Entre os executados estava o clérigo xiita Nimr al-Nimr, figura chave de oposição ao governo radical sunita, que desde 2011 organiza protestos contra o reinado.
A polícia iraniana tentou conter o ataque usando gás lacrimogênio. Os manifestantes chegaram a invadir a embaixada, destruindo documentos e móveis.
O ataque ocorre após o Irã condenar as execuções. “O governo saudita apoia movimentos terroristas e extremistas, mas combate os críticos internos com opressão e execução […] e pagará um elevado preço por seguir tais políticas”, disse o porta-voz do Ministério dos Negócios Estrangeiros iraniano, Hossein Jaber Ansari.

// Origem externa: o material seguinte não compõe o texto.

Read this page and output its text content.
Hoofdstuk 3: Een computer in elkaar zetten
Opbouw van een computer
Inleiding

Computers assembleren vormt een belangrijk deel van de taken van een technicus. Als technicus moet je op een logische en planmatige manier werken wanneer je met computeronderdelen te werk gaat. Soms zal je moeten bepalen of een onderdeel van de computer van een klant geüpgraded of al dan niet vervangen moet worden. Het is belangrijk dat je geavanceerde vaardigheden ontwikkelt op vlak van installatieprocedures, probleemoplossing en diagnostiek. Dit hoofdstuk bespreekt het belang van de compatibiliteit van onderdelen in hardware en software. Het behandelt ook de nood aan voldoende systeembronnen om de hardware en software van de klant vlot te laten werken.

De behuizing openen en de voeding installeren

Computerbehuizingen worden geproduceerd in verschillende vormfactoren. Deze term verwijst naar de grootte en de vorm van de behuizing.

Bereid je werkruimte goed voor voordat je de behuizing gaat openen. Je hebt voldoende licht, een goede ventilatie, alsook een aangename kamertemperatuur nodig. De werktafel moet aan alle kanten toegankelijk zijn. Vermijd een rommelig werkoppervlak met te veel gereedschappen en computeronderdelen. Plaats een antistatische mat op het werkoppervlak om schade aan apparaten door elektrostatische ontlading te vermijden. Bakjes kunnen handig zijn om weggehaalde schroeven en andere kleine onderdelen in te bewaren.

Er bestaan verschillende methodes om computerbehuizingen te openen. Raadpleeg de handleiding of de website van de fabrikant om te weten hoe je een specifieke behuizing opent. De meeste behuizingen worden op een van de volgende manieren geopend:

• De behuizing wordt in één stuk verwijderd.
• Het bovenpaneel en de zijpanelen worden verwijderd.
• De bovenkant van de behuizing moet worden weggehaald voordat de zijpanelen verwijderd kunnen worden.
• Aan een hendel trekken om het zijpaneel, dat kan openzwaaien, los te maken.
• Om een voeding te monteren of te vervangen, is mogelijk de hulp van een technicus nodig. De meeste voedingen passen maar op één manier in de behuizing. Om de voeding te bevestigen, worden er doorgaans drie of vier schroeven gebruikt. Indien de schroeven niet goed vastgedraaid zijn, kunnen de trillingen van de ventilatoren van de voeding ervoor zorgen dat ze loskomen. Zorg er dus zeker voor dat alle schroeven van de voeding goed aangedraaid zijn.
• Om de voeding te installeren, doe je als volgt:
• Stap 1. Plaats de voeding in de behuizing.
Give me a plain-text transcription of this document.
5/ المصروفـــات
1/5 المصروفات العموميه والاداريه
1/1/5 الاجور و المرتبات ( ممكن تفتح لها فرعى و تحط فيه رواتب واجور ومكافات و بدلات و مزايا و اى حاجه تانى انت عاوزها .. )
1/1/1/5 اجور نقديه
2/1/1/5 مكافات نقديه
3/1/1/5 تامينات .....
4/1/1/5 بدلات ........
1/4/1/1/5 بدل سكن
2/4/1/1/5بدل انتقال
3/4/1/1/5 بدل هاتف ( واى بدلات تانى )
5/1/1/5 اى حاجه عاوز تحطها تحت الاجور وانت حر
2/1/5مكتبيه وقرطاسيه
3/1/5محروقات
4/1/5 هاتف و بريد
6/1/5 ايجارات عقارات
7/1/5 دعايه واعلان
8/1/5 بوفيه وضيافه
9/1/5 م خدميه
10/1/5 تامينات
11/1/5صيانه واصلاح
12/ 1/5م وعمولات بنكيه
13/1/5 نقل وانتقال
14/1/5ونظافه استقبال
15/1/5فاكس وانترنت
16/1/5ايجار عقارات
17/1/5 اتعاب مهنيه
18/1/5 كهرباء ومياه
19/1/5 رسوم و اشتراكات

Em resposta, a Arábia Saudita chamou o embaixador iraniano para a dar explicações em relação ao que considerou uma “declaração agressiva.” O Ministério de Negócios Estrangeiros de Riade manifestou a sua “completa rejeição dessas declarações agressivas, que considera uma flagrante ingerência nos assuntos do reino”. O governo saudita também considerou “o governo iraniano completamente responsável por proteger” as missões do reino saudita no Irã e todos os seus funcionários de quaisquer “atos agressivos.”